Suppose $\phi = \{\phi_{t}\}_{t\in \mathbb{R}}$ is a flow on a probability space $(\Omega, \mathcal{F},\mu)$. Suppose $\mu$ is stationary with respect to $\phi$, that is, $\mu(A) = \mu(\phi_{t}^{-1}(A))$ holds for every $A \in \mathcal{F}$ and $t \in \mathbb{R}$. We say that $\phi$ is ergodic if every measurable set $F \in \mathcal{F}$ satisfying $\phi_{t}(F) = F$ has either probability $\mu(F) = 0$ or $\mu(F) =1$.

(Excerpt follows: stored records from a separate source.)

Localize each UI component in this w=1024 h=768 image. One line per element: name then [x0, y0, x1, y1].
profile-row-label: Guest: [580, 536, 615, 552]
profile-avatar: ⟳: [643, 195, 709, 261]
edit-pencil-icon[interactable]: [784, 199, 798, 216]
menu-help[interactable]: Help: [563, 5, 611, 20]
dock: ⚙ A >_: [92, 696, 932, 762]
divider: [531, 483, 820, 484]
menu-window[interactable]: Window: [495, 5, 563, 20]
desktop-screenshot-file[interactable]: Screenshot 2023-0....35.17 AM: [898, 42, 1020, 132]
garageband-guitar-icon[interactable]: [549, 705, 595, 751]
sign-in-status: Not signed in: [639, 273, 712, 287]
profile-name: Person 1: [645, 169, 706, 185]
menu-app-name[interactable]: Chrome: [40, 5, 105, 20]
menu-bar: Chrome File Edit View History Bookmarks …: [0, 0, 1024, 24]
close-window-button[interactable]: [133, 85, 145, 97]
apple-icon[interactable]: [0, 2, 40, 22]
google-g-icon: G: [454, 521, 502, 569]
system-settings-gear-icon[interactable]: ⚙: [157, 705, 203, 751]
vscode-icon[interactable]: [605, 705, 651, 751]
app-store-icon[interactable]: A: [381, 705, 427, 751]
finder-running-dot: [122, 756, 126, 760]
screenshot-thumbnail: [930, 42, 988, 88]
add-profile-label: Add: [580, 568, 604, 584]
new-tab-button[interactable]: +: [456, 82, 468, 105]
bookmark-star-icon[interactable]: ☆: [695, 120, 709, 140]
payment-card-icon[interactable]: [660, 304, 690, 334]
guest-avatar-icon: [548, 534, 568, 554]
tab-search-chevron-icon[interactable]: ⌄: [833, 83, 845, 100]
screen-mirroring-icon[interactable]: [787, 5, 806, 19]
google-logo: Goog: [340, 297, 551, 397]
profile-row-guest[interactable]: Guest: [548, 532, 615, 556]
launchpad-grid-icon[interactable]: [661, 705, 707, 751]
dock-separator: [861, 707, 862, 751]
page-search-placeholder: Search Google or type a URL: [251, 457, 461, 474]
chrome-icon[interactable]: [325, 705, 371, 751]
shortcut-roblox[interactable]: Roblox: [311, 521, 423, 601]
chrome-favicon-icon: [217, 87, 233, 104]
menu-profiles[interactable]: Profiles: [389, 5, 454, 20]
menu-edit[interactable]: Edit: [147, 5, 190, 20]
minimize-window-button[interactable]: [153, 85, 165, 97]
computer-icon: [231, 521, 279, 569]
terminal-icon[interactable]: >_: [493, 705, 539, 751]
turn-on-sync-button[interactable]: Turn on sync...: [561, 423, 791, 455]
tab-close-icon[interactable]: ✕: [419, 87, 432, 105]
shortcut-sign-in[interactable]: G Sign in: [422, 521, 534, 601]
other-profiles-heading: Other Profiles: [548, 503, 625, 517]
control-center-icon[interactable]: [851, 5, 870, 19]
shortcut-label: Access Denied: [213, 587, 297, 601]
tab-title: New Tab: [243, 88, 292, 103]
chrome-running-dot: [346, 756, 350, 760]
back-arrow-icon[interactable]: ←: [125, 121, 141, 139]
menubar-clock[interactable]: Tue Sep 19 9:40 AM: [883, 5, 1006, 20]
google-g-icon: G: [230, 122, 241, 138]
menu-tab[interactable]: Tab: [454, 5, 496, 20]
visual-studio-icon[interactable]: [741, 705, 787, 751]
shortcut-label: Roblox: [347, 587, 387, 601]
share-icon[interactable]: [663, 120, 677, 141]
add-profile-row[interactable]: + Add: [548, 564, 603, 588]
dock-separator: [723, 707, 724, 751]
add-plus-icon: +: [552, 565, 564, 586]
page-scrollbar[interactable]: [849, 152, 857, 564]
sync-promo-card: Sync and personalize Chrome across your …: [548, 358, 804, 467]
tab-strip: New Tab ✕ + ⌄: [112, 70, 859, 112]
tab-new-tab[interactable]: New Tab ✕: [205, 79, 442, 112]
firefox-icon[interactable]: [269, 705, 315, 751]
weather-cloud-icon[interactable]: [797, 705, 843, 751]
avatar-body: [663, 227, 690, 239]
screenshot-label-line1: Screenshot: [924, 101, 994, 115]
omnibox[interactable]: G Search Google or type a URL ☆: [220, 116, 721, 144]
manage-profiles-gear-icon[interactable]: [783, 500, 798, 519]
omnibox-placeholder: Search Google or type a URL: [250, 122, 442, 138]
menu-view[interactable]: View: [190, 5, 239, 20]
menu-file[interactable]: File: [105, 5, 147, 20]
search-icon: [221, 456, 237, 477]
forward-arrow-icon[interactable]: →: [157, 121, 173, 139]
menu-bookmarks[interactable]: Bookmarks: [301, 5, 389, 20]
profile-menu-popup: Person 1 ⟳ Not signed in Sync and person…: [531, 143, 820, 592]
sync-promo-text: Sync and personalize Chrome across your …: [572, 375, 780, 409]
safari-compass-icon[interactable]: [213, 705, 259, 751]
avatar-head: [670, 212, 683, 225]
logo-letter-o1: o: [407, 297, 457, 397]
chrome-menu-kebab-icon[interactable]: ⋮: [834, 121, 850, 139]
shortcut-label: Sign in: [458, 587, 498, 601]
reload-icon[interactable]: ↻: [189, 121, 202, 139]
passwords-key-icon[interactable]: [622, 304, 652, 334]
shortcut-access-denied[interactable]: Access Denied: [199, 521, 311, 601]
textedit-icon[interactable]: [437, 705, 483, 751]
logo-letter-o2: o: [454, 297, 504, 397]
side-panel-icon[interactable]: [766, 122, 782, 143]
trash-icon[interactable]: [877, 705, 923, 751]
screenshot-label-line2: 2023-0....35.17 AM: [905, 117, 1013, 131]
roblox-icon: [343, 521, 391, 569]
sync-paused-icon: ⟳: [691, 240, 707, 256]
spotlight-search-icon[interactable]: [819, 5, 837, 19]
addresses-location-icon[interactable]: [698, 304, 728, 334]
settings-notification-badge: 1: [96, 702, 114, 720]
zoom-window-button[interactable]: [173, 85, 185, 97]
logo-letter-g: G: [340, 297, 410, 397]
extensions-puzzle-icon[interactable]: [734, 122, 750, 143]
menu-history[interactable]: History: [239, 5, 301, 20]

I know that this definition implies the following result: $\phi$ is ergodic iff the only functions $f \in L^{2}(\Omega,d\mu)$ satisfying $f\circ \phi_{t} = f$ are the constant functions.
I want to prove the following: $\phi$ is ergodic if, and only if for every $f \in L^{1}(\Omega,d\mu)$ the time average: $$\bar{f}(x) := \lim_{T\to \infty}\frac{1}{2T}\int_{-T}^{T}(f\circ\phi_{t})(x)dt \tag{1}\label{1}$$ exists and is a constant $\bar{f}$, given by the expectation: $$\bar{f} = \int f(x)d\mu(x). \tag{2}\label{2}$$
I already proved one direction. If $f \in L^{1}(\Omega,d\mu)$, by Birkhoff Ergodic Theorem the time average limit (\ref{1}) exists and equals its expectation. In particular, this condition implies $\bar{f}\circ \phi_{t} = \bar{f}$. Hence, if $\phi$ is ergodic, because $L^{1}(\Omega,d\mu) \subset L^{2}(\Omega,d\mu)$ we get $\bar{f}(x) = \bar{f}$ is a constant and equals its expectation.
However, I am stuck at proving the converse, that is, if the time average $\bar{f}(x)$ in (\ref{1}) exists, and is a constant given by (\ref{2}), then $\phi$ is ergodic. Any help is welcome!